= Ukrainian Deminers Association =

The Ukrainian Deminers Association (UDA; Асоціація саперів України) is a Ukrainian non-profit organization operating in the field of mine action. It was founded on 12 November 2018 by Tymur Pistriuha and a group of specialists with the aim of contributing to the development of the mine action system in Ukraine.

UDA is a certified mine action operator and carries out humanitarian demining activities, including non-technical survey, technical survey, clearance, and explosive ordnance disposal. Its areas of work also include Explosive Ordnance Risk Education (EORE) and Mine Victim Assistance (MVA).

UDA implements projects in cooperation with international partners and donors, including UN Women Ukraine, the Mines Advisory Group (MAG), Save the Children, the International Rescue Committee (IRC), Norwegian People’s Aid (NPA), the Canada-Ukraine Foundation (CUF), the Fondation suisse de déminage (FSD).

== Activities ==

=== Humanitarian demining ===
UDA conducts humanitarian demining operations in areas of Ukraine contaminated by landmines and explosive remnants of war.
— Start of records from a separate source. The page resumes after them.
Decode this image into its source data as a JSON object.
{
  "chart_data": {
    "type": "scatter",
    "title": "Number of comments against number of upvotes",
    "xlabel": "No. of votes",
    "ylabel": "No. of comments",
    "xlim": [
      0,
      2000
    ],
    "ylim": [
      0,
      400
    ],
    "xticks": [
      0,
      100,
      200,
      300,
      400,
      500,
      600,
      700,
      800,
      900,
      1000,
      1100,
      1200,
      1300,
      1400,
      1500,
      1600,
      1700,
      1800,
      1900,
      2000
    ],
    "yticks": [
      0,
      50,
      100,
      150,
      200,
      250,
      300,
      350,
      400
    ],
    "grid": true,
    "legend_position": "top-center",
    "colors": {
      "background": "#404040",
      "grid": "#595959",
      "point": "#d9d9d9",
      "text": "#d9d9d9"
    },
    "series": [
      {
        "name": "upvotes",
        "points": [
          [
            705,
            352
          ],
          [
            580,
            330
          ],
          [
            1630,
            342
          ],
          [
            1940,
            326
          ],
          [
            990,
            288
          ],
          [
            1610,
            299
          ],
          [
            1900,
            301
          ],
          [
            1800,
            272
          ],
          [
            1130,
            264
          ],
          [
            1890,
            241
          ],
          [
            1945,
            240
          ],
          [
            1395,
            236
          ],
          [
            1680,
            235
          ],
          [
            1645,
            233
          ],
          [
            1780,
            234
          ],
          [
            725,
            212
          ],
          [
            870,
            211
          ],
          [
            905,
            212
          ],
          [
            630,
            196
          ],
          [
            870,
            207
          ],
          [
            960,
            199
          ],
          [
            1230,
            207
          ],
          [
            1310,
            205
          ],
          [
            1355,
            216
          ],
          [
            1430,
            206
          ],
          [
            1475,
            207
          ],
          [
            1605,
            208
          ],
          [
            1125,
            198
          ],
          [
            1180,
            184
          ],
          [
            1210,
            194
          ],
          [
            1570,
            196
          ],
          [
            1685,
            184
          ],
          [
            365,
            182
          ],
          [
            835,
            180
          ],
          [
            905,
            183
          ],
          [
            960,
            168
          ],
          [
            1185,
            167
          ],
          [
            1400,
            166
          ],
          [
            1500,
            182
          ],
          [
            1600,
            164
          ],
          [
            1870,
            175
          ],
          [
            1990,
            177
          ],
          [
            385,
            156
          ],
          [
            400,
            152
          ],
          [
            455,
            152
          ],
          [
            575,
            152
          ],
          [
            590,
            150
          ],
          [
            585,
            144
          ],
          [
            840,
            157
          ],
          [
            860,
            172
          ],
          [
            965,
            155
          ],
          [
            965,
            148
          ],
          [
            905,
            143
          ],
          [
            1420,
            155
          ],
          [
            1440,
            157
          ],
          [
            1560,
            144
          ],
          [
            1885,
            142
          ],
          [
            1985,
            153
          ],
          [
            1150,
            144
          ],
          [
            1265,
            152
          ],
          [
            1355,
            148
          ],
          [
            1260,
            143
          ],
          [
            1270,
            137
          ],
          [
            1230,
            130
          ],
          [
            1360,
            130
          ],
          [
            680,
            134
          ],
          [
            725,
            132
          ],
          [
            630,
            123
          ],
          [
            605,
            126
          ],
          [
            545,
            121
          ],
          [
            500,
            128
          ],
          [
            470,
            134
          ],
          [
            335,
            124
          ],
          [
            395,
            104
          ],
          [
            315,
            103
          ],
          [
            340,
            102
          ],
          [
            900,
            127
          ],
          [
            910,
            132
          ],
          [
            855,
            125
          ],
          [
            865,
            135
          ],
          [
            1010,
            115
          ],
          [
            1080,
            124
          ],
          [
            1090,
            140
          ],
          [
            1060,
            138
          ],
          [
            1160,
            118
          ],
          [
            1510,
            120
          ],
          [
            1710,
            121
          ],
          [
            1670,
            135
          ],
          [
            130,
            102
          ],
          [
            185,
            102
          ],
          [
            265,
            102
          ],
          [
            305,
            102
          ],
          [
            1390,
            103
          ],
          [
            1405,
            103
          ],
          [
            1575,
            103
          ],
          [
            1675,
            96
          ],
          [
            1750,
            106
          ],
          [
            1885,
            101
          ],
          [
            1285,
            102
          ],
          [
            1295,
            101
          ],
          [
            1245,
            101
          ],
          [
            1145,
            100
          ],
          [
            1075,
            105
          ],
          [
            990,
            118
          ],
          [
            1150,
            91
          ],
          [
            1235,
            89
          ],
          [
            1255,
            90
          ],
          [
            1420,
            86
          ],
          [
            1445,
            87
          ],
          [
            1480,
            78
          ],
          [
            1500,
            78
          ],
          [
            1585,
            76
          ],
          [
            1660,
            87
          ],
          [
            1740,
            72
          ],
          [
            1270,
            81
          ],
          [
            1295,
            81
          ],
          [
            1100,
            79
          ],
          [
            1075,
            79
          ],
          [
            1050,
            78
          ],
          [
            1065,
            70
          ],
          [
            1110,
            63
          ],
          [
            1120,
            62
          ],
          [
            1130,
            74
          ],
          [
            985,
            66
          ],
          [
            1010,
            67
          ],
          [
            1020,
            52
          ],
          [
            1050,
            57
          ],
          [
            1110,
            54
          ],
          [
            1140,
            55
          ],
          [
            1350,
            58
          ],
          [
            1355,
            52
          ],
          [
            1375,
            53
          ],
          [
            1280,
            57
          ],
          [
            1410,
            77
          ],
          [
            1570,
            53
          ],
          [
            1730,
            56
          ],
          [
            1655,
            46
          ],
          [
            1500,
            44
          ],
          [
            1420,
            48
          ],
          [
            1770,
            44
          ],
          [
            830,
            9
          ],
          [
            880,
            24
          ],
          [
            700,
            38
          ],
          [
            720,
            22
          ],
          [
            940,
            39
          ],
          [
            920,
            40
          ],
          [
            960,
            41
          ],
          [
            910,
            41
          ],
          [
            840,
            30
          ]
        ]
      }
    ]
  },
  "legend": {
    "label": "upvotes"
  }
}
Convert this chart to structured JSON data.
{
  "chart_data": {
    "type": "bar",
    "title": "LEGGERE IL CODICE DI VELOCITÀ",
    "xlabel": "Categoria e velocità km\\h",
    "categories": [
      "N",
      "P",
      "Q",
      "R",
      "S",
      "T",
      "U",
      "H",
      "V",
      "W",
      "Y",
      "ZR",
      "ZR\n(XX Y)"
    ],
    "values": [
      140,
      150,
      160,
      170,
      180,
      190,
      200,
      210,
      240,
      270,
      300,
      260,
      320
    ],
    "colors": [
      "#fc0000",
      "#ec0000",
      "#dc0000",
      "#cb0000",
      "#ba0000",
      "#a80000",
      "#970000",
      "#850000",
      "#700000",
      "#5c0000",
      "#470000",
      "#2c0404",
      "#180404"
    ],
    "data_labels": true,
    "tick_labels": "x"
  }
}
Activities are carried out in locations where active hostilities have ceased and include the detection and disposal of landmines and explosive remnants of war in accordance with national mine action standards.

UDA also develops mine detection dog capabilities as part of its humanitarian demining activities.

=== Explosive ordnance risk education ===
UDA conducts Explosive Ordnance Risk Education (EORE) activities aimed at reducing the risks posed by explosive ordnance. These activities seek to promote safer behaviour among both children and adults and to reduce the risk of injury and death caused by contact with explosive hazards.

The organization also provides online mine risk education courses.

To raise awareness of mine-related risks, UDA creates EORE-themed murals in different regions of Ukraine. Each mural includes a QR code linking to educational information about mine safety.

UDA also organizes mine risk awareness quests, including events held in Kyiv and Mykolaiv. These activities combine learning and interactive participation to help improve understanding of safety rules and encourage responsible behaviour in hazardous environments.

=== Mine Victim Assistance ===
UDA provides assistance to people affected by landmines and explosive ordnance. As part of this work, the organization receives and processes requests from affected individuals and provides financial, legal, and psychological support in cooperation with partner organizations.